Beta-adrenergic stimulation reverses the IKr-IKs dominant pattern during cardiac action potential

beta-Adrenergic stimulation differentially modulates different K+ channels and thus fine-tunes cardiac action potential (AP) repolarization. However, it remains unclear how the proportion of I (Ks), I (Kr), and I (K1) currents in the same cell would be altered by beta-adrenergic stimulation, which would change the relative contribution of individual K+ current to the total repolarization reserve. In this study, we used an innovative AP-clamp sequential dissection technique to directly record the dynamic I (Ks), I (Kr), and I (K1) currents during the AP in guinea pig ventricular myocytes under physiologically relevant conditions. Our data provide quantitative measures of the magnitude and time course of I (Ks), I (Kr), and I (K1) currents in the same cell under its own steady-state AP, in a physiological milieu, and with preserved Ca2+ homeostasis. We found that isoproterenol treatment significantly enhanced I (Ks), moderately increased I (K1), but slightly decreased I (Kr) in a dose-dependent manner.
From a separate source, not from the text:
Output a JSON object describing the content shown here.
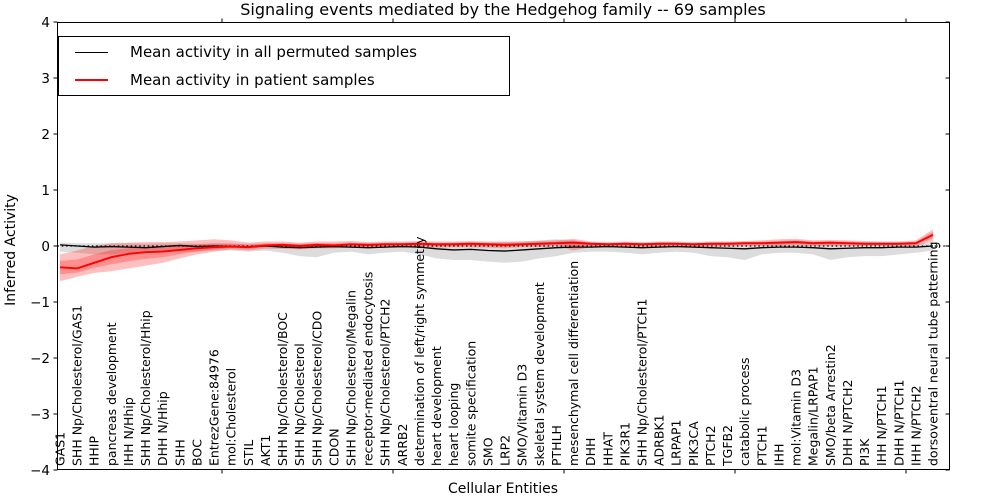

The dominance pattern of the K+ currents was I (Kr) > I (K1) > I (Ks) at the control condition, but reversed to I (Kr) < I (K1) < I (Ks) following beta-adrenergic stimulation. We systematically determined the changes in the relative contribution of I (Ks), I (Kr), and I (K1) to cardiac repolarization during AP at different adrenergic states. In conclusion, the beta-adrenergic stimulation fine-tunes the cardiac AP morphology by shifting the power of different K+ currents in a dose-dependent manner. This knowledge is important for designing antiarrhythmic drug strategies to treat hearts exposed to various sympathetic tones.